Die digitale Revolution im Gesundheitswesen: KI und Robotik verändern die Medizin von morgen
Heute ist der 21.06.2026, und während wir in der Medizin & Forschung auf die neuesten Entwicklungen blicken, gibt es eine aufregende Welle, die uns mit voller Wucht trifft: Künstliche Intelligenz (KI) und Robotik. Esther Troost, Klinikdirektorin und Dekanin der Medizinischen Fakultät an der Technischen Universität Dresden, hebt hervor, wie rasant die Integration dieser Technologien im Gesundheitswesen voranschreitet. KI ist nicht mehr nur ein Konzept, das in den Köpfen von Visionären schwirrt, sondern eine greifbare Realität, die unser Verständnis von Diagnostik und Therapie revolutioniert. Die Anwendungen in Dresden sind bereits beeindruckend und reichen von KI-gestützter Diagnostik bis hin zu Roboterchirurgie.
Diese Entwicklungen sind nicht nur technischer Natur.

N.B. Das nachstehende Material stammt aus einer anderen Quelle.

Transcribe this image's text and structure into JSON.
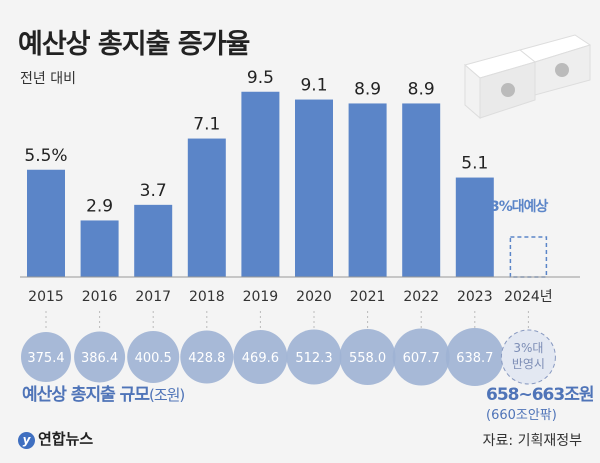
{
  "title": "예산상 총지출 증가율",
  "subtitle": "전년 대비",
  "chart_data": {
    "type": "bar",
    "title": "예산상 총지출 증가율",
    "subtitle": "전년 대비",
    "categories": [
      "2015",
      "2016",
      "2017",
      "2018",
      "2019",
      "2020",
      "2021",
      "2022",
      "2023",
      "2024년"
    ],
    "values": [
      5.5,
      2.9,
      3.7,
      7.1,
      9.5,
      9.1,
      8.9,
      8.9,
      5.1,
      3
    ],
    "data_labels": [
      "5.5%",
      "2.9",
      "3.7",
      "7.1",
      "9.5",
      "9.1",
      "8.9",
      "8.9",
      "5.1",
      "3%대예상"
    ],
    "projected_index": 9,
    "bar_color": "#5b85c8",
    "grid": false,
    "ylim": [
      0,
      10
    ],
    "total_size": {
      "label": "예산상 총지출 규모",
      "unit": "(조원)",
      "values": [
        "375.4",
        "386.4",
        "400.5",
        "428.8",
        "469.6",
        "512.3",
        "558.0",
        "607.7",
        "638.7"
      ],
      "projected_line1": "3%대",
      "projected_line2": "반영시",
      "projected_range": "658~663조원",
      "projected_note": "(660조안팎)",
      "circle_color": "#9fb2d4"
    }
  },
  "logo": "연합뉴스",
  "source": "자료: 기획재정부",
  "icons": {
    "money": "money-stack-icon"
  }
}
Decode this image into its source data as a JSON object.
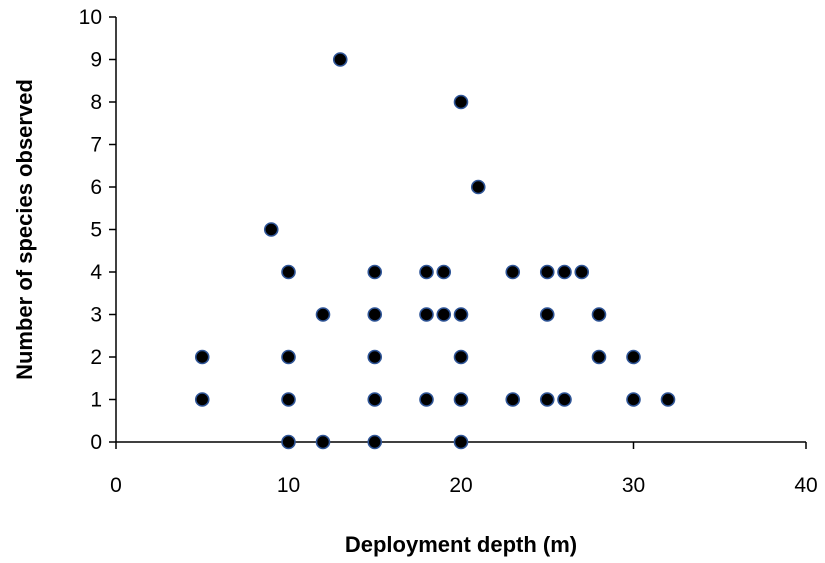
{
  "chart_data": {
    "type": "scatter",
    "xlabel": "Deployment depth (m)",
    "ylabel": "Number of species observed",
    "xlim": [
      0,
      40
    ],
    "ylim": [
      0,
      10
    ],
    "x_ticks": [
      "0",
      "10",
      "20",
      "30",
      "40"
    ],
    "y_ticks": [
      "0",
      "1",
      "2",
      "3",
      "4",
      "5",
      "6",
      "7",
      "8",
      "9",
      "10"
    ],
    "grid": false,
    "legend": "none",
    "marker_fill": "#000000",
    "marker_edge": "#2f5597",
    "points": [
      {
        "x": 5,
        "y": 2
      },
      {
        "x": 5,
        "y": 1
      },
      {
        "x": 9,
        "y": 5
      },
      {
        "x": 10,
        "y": 4
      },
      {
        "x": 10,
        "y": 2
      },
      {
        "x": 10,
        "y": 1
      },
      {
        "x": 10,
        "y": 0
      },
      {
        "x": 12,
        "y": 3
      },
      {
        "x": 12,
        "y": 0
      },
      {
        "x": 13,
        "y": 9
      },
      {
        "x": 15,
        "y": 4
      },
      {
        "x": 15,
        "y": 3
      },
      {
        "x": 15,
        "y": 2
      },
      {
        "x": 15,
        "y": 1
      },
      {
        "x": 15,
        "y": 0
      },
      {
        "x": 18,
        "y": 4
      },
      {
        "x": 18,
        "y": 3
      },
      {
        "x": 18,
        "y": 1
      },
      {
        "x": 19,
        "y": 4
      },
      {
        "x": 19,
        "y": 3
      },
      {
        "x": 20,
        "y": 8
      },
      {
        "x": 20,
        "y": 3
      },
      {
        "x": 20,
        "y": 2
      },
      {
        "x": 20,
        "y": 1
      },
      {
        "x": 20,
        "y": 0
      },
      {
        "x": 21,
        "y": 6
      },
      {
        "x": 23,
        "y": 4
      },
      {
        "x": 23,
        "y": 1
      },
      {
        "x": 25,
        "y": 4
      },
      {
        "x": 25,
        "y": 3
      },
      {
        "x": 25,
        "y": 1
      },
      {
        "x": 26,
        "y": 4
      },
      {
        "x": 26,
        "y": 1
      },
      {
        "x": 27,
        "y": 4
      },
      {
        "x": 28,
        "y": 3
      },
      {
        "x": 28,
        "y": 2
      },
      {
        "x": 30,
        "y": 2
      },
      {
        "x": 30,
        "y": 1
      },
      {
        "x": 32,
        "y": 1
      }
    ]
  }
}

Sie haben das Potenzial, das Gesundheitswesen effizienter, zugänglicher und wirtschaftlich nachhaltiger zu gestalten. So kann KI beispielsweise Prognosen zu Patienteneinweisungen erstellen, was die Ressourcenzuweisung erheblich optimiert. Auch die Automatisierung von Verwaltungsaufgaben, wie Patientenplanung und Abrechnung, könnte für viele Kliniken eine echte Erleichterung darstellen. Und das Beste? Die Fehlerquote in der Diagnostik könnte gesenkt werden, was eine frühzeitigere Erkennung von Krankheiten ermöglicht.
Innovationen aus Dresden
Ein Blick auf die Dresdner Szene zeigt, dass dort echte Pionierarbeit geleistet wird. Stefanie Speidel, die seit 2017 eine Professur für Translationale chirurgische Onkologie innehat, entwickelt intelligente Assistenzsysteme, die nicht nur die Chirurgie unterstützen, sondern sie auch revolutionieren. Ihre Kollegin Fiona Kolbinger erhielt kürzlich den Jung-Karriere-Förderpreis 2026 über 210.000 Euro für ihre wegweisende Arbeit in der KI-gestützten Krebschirurgie. Ihr Ziel? Operationen bei Krebserkrankungen präziser planen und Risiken besser abschätzen. Das ist nicht nur beeindruckend, sondern auch ein echter Lichtblick für viele Betroffene.
Das Else Kröner Fresenius Zentrum für Digitale Gesundheit (EKFZ) in Dresden, seit 2019 aktiv, spielt eine zentrale Rolle. Hier wird das Potenzial der Digitalisierung in der Medizin maximiert. Die Schaffung einer Professur für Klinische Künstliche Intelligenz sowie für Medical Device Regulatory Science zeigt, dass die akademische Ausbildung mit den technologischen Entwicklungen Schritt halten muss. KI ermöglicht die Analyse riesiger Datensätze aus Genomik, Bildgebung und klinischen Studien und hilft so, neue Zusammenhänge zu erkennen und innovative Therapieansätze zu entwickeln.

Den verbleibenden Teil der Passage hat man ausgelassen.